政府の取組をデータで誰もが分かりやすく。マイナンバーカードの「政策データダッシュボード」公開に込めた想い
デジタル庁は12月19日、マイナンバーカードの有効申請件数の状況などが一目で分かる「政策データダッシュボード」(ベータ版)を公開しました。
このダッシュボードでは、国内人口における普及率、週次・の申請人数に加えて、健康保険証との紐付けや公金受取口座の登録を行っているマイナンバーカードの数が分かります。
作成に携わった、データ分析担当の樫田 光とデザイナーの志水 新はこう語ります。今回のプロジェクトはデジタル監をはじめ、行政官と民間の専門人材、多くのステークホルダーの協力で実現しました。これまでの歩みや今後の展望を2人に聞いていきます。
「データ公開」のスタンスづくりとして
なぜダッシュボードに取り組むのか。デジタル社会の実現に向けた重点計画でも次のように書かれており、デジタル化の状況を分かりやすく「見える化」していくことが、今後の重要な取り組みとして掲げられています。

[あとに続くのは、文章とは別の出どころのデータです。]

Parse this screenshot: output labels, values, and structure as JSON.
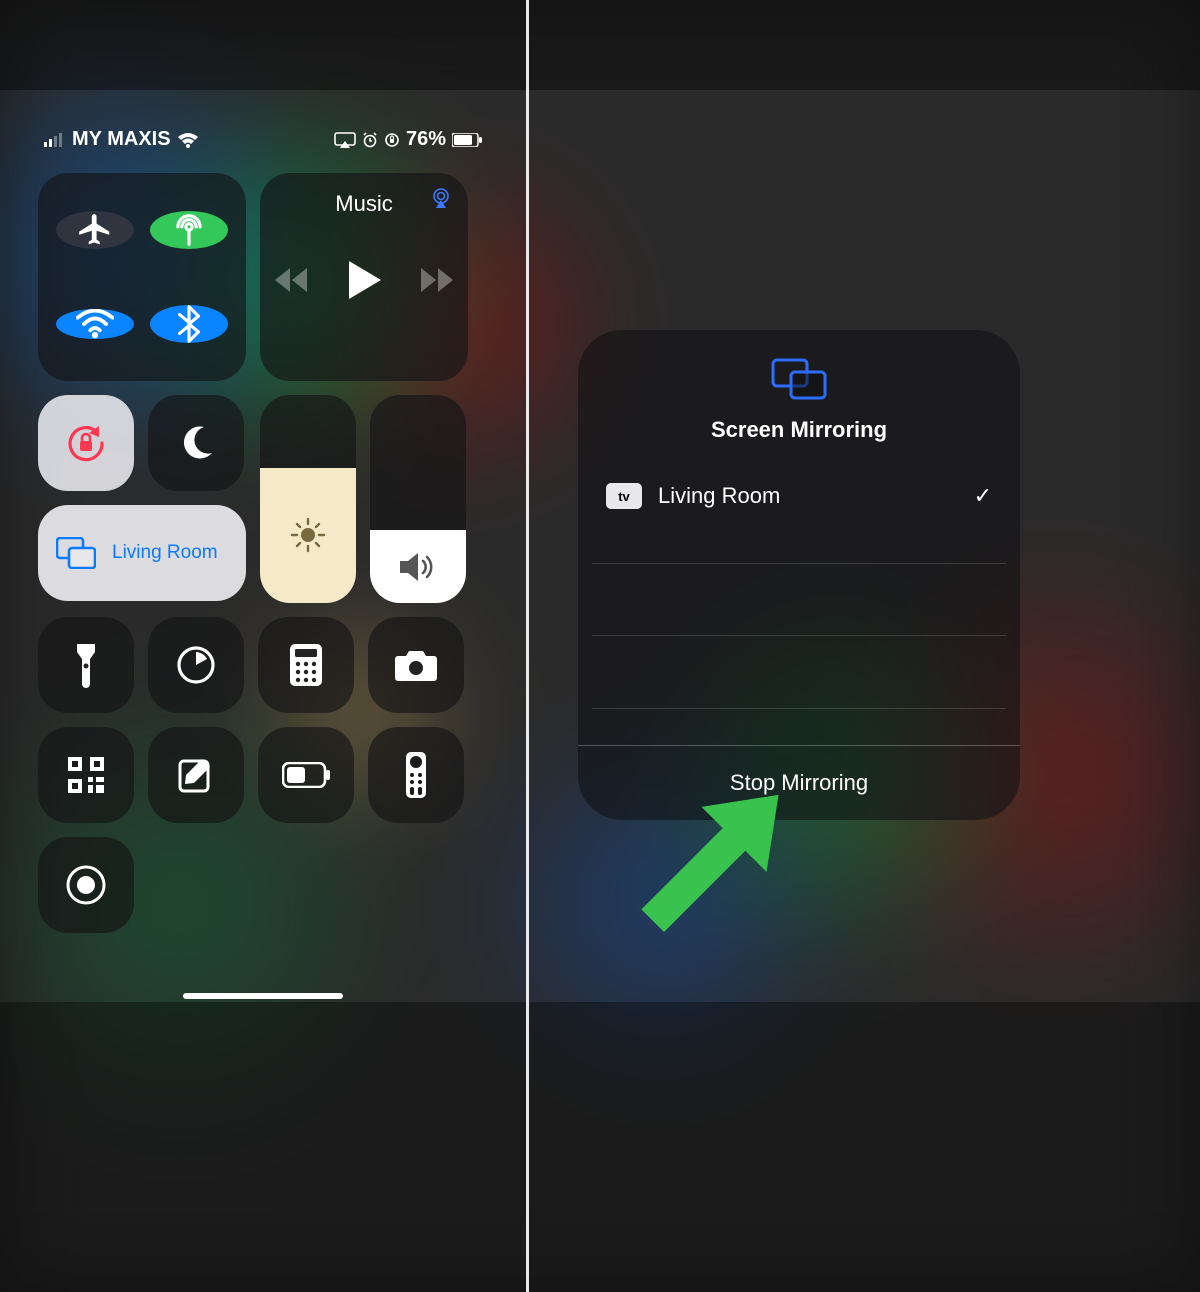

ここに書かれていることを進め、EBPMを実現するためには、データを公開していくというスタンスが大前提になった上で、関係者との調整も含め、必要なデータを分かりやすい形に加工・整備していくことが求められます。
つまり、データに対する知見、関係者との調整力、分かりやすくする力が求められるため、とても難しいプロセスになります。
そのような中、スタートアップでデータチームのトップを務めていた樫田が2022年4月に入庁したタイミングで、ダッシュボードプロジェクトが始まりました。

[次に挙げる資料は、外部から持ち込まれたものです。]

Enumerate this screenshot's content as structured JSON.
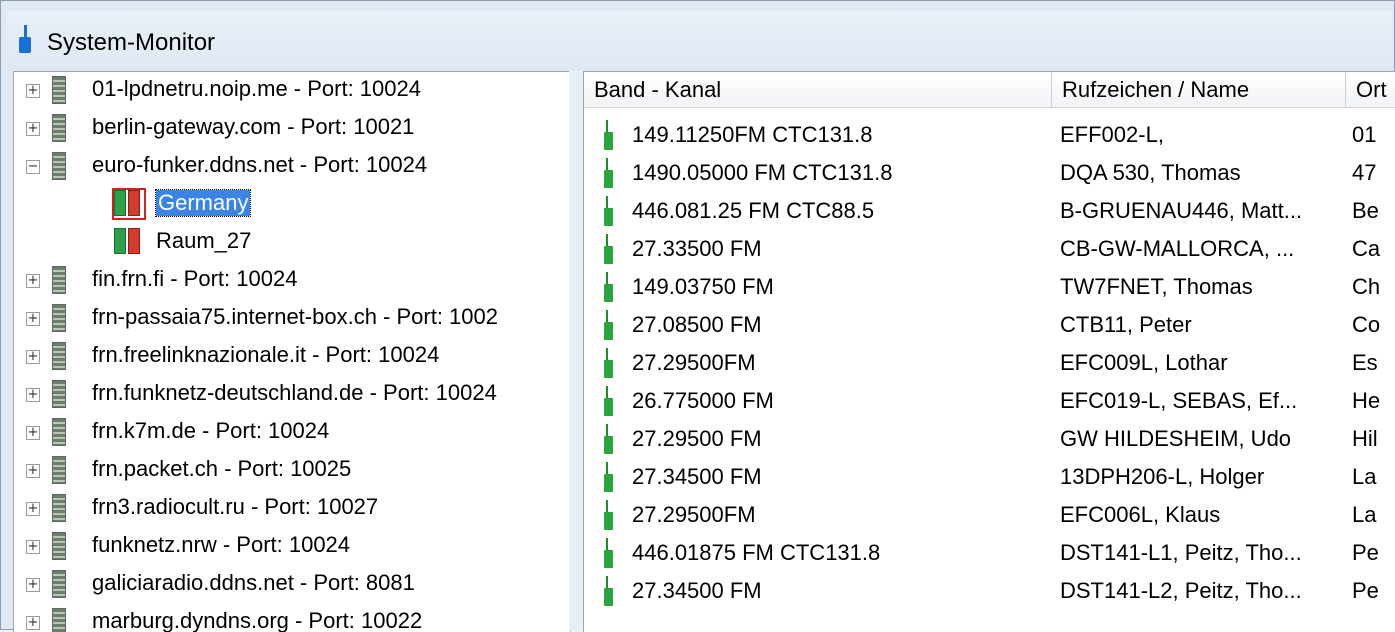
{
  "window": {
    "title": "System-Monitor"
  },
  "tree": {
    "items": [
      {
        "label": "01-lpdnetru.noip.me - Port: 10024",
        "expander": "+"
      },
      {
        "label": "berlin-gateway.com - Port: 10021",
        "expander": "+"
      },
      {
        "label": "euro-funker.ddns.net - Port: 10024",
        "expander": "−"
      },
      {
        "label": "Germany",
        "child": true,
        "selected": true
      },
      {
        "label": "Raum_27",
        "child": true
      },
      {
        "label": "fin.frn.fi - Port: 10024",
        "expander": "+"
      },
      {
        "label": "frn-passaia75.internet-box.ch - Port: 1002",
        "expander": "+"
      },
      {
        "label": "frn.freelinknazionale.it - Port: 10024",
        "expander": "+"
      },
      {
        "label": "frn.funknetz-deutschland.de - Port: 10024",
        "expander": "+"
      },
      {
        "label": "frn.k7m.de - Port: 10024",
        "expander": "+"
      },
      {
        "label": "frn.packet.ch - Port: 10025",
        "expander": "+"
      },
      {
        "label": "frn3.radiocult.ru - Port: 10027",
        "expander": "+"
      },
      {
        "label": "funknetz.nrw - Port: 10024",
        "expander": "+"
      },
      {
        "label": "galiciaradio.ddns.net - Port: 8081",
        "expander": "+"
      },
      {
        "label": "marburg.dyndns.org - Port: 10022",
        "expander": "+"
      }
    ]
  },
  "list": {
    "columns": [
      "Band - Kanal",
      "Rufzeichen / Name",
      "Ort"
    ],
    "rows": [
      [
        "149.11250FM CTC131.8",
        "EFF002-L,",
        "01"
      ],
      [
        "1490.05000 FM CTC131.8",
        "DQA 530, Thomas",
        "47"
      ],
      [
        "446.081.25 FM CTC88.5",
        "B-GRUENAU446, Matt...",
        "Be"
      ],
      [
        "27.33500 FM",
        "CB-GW-MALLORCA, ...",
        "Ca"
      ],
      [
        "149.03750 FM",
        "TW7FNET, Thomas",
        "Ch"
      ],
      [
        "27.08500 FM",
        "CTB11, Peter",
        "Co"
      ],
      [
        "27.29500FM",
        "EFC009L, Lothar",
        "Es"
      ],
      [
        "26.775000 FM",
        "EFC019-L, SEBAS, Ef...",
        "He"
      ],
      [
        "27.29500 FM",
        "GW HILDESHEIM, Udo",
        "Hil"
      ],
      [
        "27.34500 FM",
        "13DPH206-L, Holger",
        "La"
      ],
      [
        "27.29500FM",
        "EFC006L, Klaus",
        "La"
      ],
      [
        "446.01875 FM CTC131.8",
        "DST141-L1, Peitz, Tho...",
        "Pe"
      ],
      [
        "27.34500 FM",
        "DST141-L2, Peitz, Tho...",
        "Pe"
      ]
    ]
  },
  "icons": {
    "app": "radio-icon",
    "server": "server-icon",
    "room": "room-icon",
    "row": "radio-icon"
  }
}
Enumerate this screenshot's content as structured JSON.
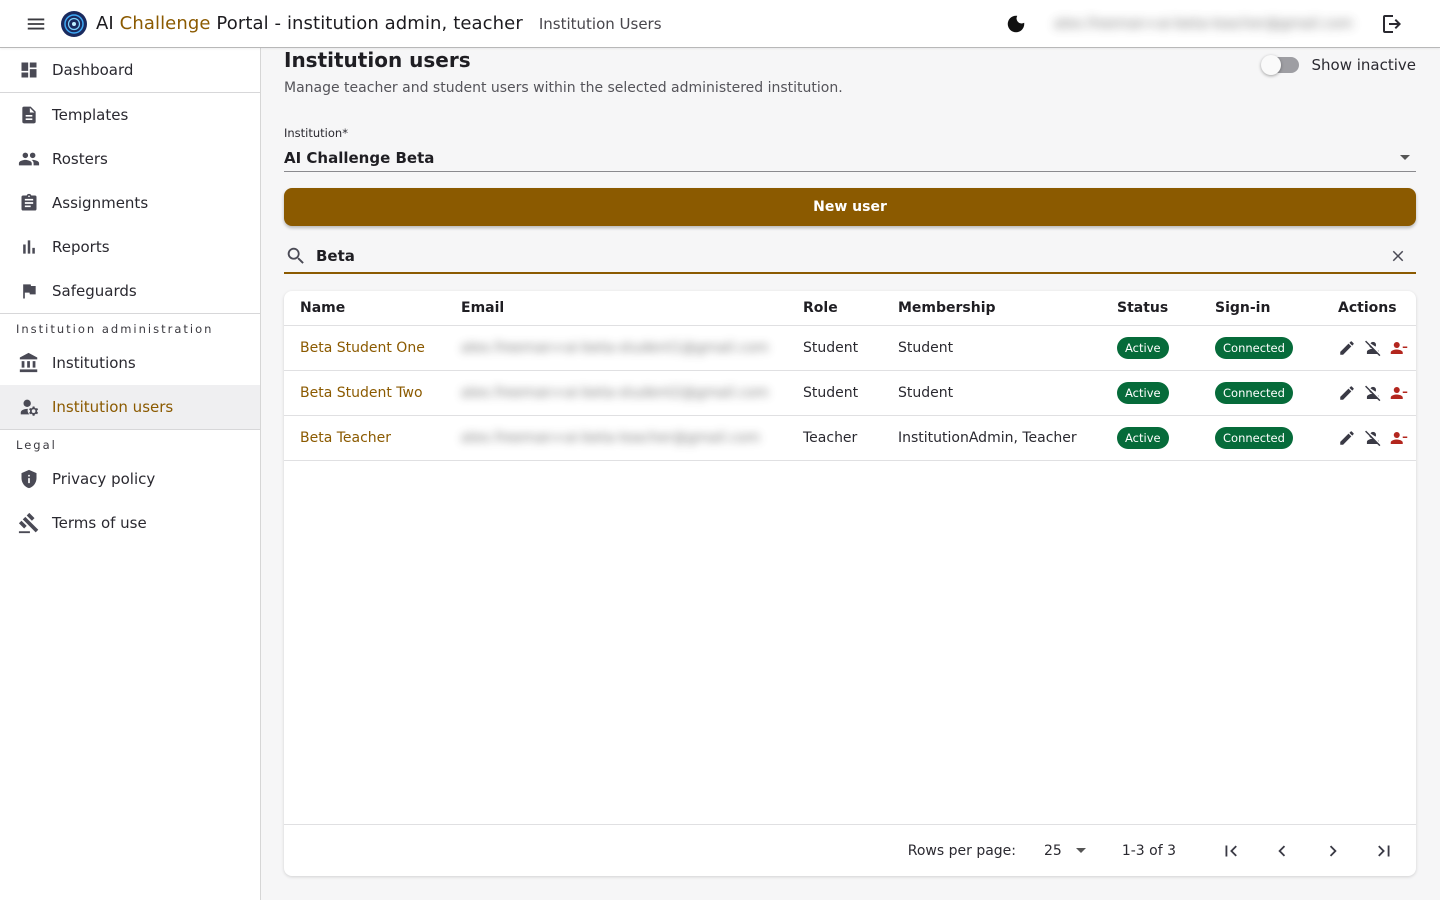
{
  "header": {
    "title_prefix": "AI",
    "title_accent": "Challenge",
    "title_suffix": "Portal - institution admin, teacher",
    "breadcrumb": "Institution Users",
    "user_email": "alex.freeman+ai-beta-teacher@gmail.com",
    "icons": [
      "menu-icon",
      "logo-icon",
      "dark-mode-icon",
      "logout-icon"
    ]
  },
  "sidebar": {
    "items": [
      {
        "label": "Dashboard",
        "icon": "dashboard-icon"
      },
      {
        "label": "Templates",
        "icon": "document-icon"
      },
      {
        "label": "Rosters",
        "icon": "people-icon"
      },
      {
        "label": "Assignments",
        "icon": "clipboard-icon"
      },
      {
        "label": "Reports",
        "icon": "bar-chart-icon"
      },
      {
        "label": "Safeguards",
        "icon": "flag-icon"
      }
    ],
    "admin_section_title": "Institution administration",
    "admin_items": [
      {
        "label": "Institutions",
        "icon": "institution-icon"
      },
      {
        "label": "Institution users",
        "icon": "manage-accounts-icon",
        "active": true
      }
    ],
    "legal_section_title": "Legal",
    "legal_items": [
      {
        "label": "Privacy policy",
        "icon": "shield-icon"
      },
      {
        "label": "Terms of use",
        "icon": "gavel-icon"
      }
    ]
  },
  "main": {
    "title": "Institution users",
    "subtitle": "Manage teacher and student users within the selected administered institution.",
    "show_inactive_label": "Show inactive",
    "show_inactive": false,
    "institution_label": "Institution*",
    "institution_value": "AI Challenge Beta",
    "new_user_label": "New user",
    "search_value": "Beta",
    "table": {
      "columns": [
        "Name",
        "Email",
        "Role",
        "Membership",
        "Status",
        "Sign-in",
        "Actions"
      ],
      "rows": [
        {
          "name": "Beta Student One",
          "email": "alex.freeman+ai-beta-student1@gmail.com",
          "role": "Student",
          "membership": "Student",
          "status": "Active",
          "signin": "Connected"
        },
        {
          "name": "Beta Student Two",
          "email": "alex.freeman+ai-beta-student2@gmail.com",
          "role": "Student",
          "membership": "Student",
          "status": "Active",
          "signin": "Connected"
        },
        {
          "name": "Beta Teacher",
          "email": "alex.freeman+ai-beta-teacher@gmail.com",
          "role": "Teacher",
          "membership": "InstitutionAdmin, Teacher",
          "status": "Active",
          "signin": "Connected"
        }
      ]
    },
    "pagination": {
      "rows_per_page_label": "Rows per page:",
      "rows_per_page": "25",
      "range": "1-3 of 3"
    }
  },
  "colors": {
    "accent": "#8b5a00",
    "chip_green": "#066b3a",
    "delete_red": "#b3261e"
  }
}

庁内では、まず誰でもダッシュボードをPCで閲覧できるようにした他、オフィスにあるモニターに投影して自然と目に入るようにし、幹部の打ち合わせ資料にダッシュボード確認のアジェンダを入れ込むなど、データ文化醸成に向けた活動を進めました。
政府が発表するデータは、PDFで公開されるなど、使い勝手が悪かったり、スマートフォンでは見づらかったりすることが多い現状があります。
今回のダッシュボードで見せているデータも、多くはすでに他省庁で公開されているものです。しかし、データによって所管する省庁が違うことから、情報が一元化されていない状況にありました。

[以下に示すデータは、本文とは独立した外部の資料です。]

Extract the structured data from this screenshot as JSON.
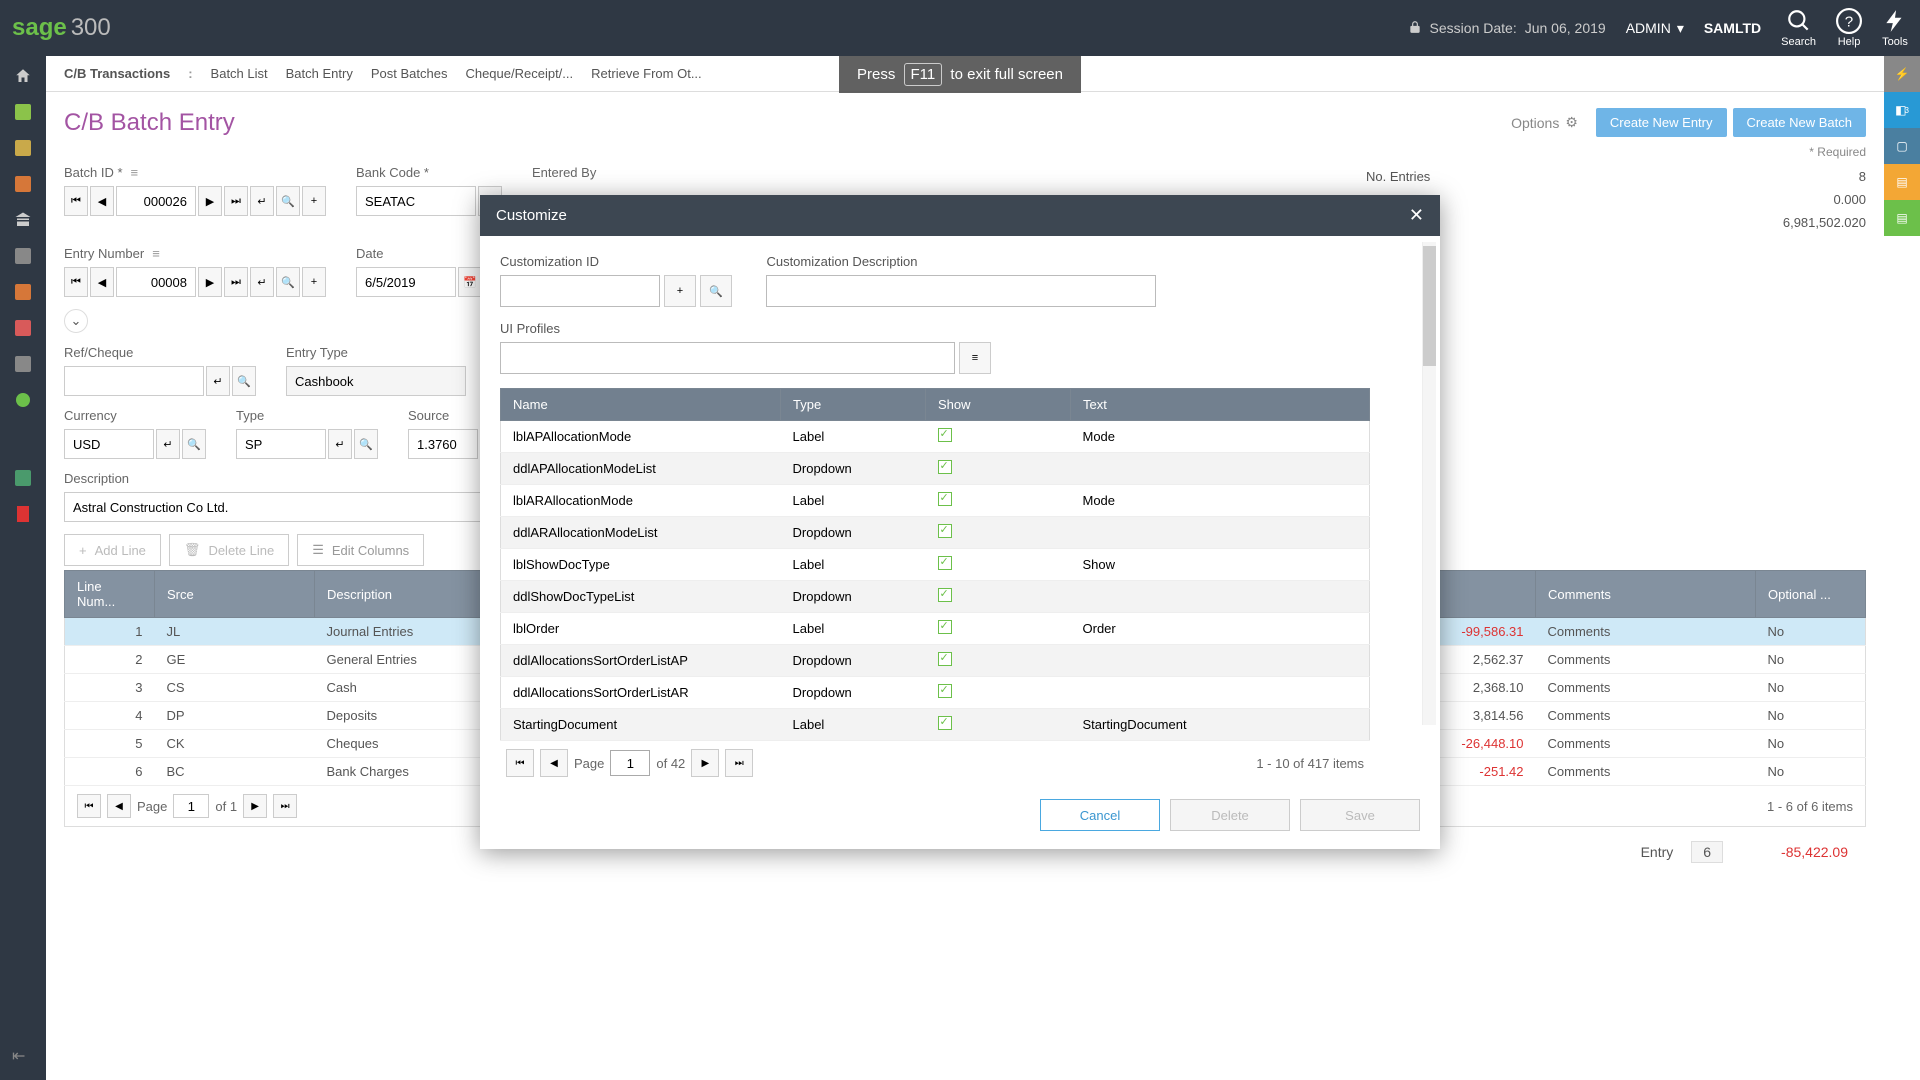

マイナンバーカード普及と利活用の促進は全国民に関連する重要政策で、関心度も高い。「庁内だけでなく、一般にもダッシュボードを公開しようと考えた」と、2人は語ります。
幅広い方々に興味を持ってもらえるデザインを
今回のダッシュボードは、行政官やデータアナリスト、プロジェクトマネージャー、デザイナーなど、さまざまなメンバーの協働によってつくられました。特に重視したのが「デザイン」の観点です。
公開された情報を見る方々は、リテラシーも、データを見るスタンスも異なるため、誰にとっても見やすいものを意識しました。
デザイナーの志水は、マイノリティの方々に向けたモノづくりについて学んだことを機に、行政や公共のデザイン領域に関心を持ったといいます。
2018年当時、研究や実践の場が国内になかったことから、米国の大学で研究員として活動。デザイナーがどのように行政や公共領域の課題に対してアプローチしているかを研究しました。帰国後、研究内容を実践する機会として、デジタル庁への参画を決めます。
入庁してからは、デザイナーとして庁内のプロジェクトに携わりながら、行政の情報発信を分かりやすくするためのコミュニケーションデザインも担当。直近では、『デジタル庁設立1年の活動報告』を担当していました。
ダッシュボードのプロジェクトでは、スマートフォンでも見やすくすること、どんな目的で公開したのか明示すること、データの重要度に合わせて表現することなどのコミュニケーション戦略とデザインを担当。また、ユーザーニーズに応じた「3段階のレイヤーを構成した」と志水は語ります。
データ主導型の文化をデジタル庁内で広める
公開したものの、ダッシュボードは今もまだ途上の段階です。
公開後のダッシュボードへのご意見やご要望、閲覧数のデータなどを分析しつつ、今後のあるべき姿について検討を進める予定です。
デジタル庁は、府省庁、地方自治体、事業者など様々な方々といっしょにデジタル化を進めるなかで、多様なバックグラウンドを持つ方々が活躍しています。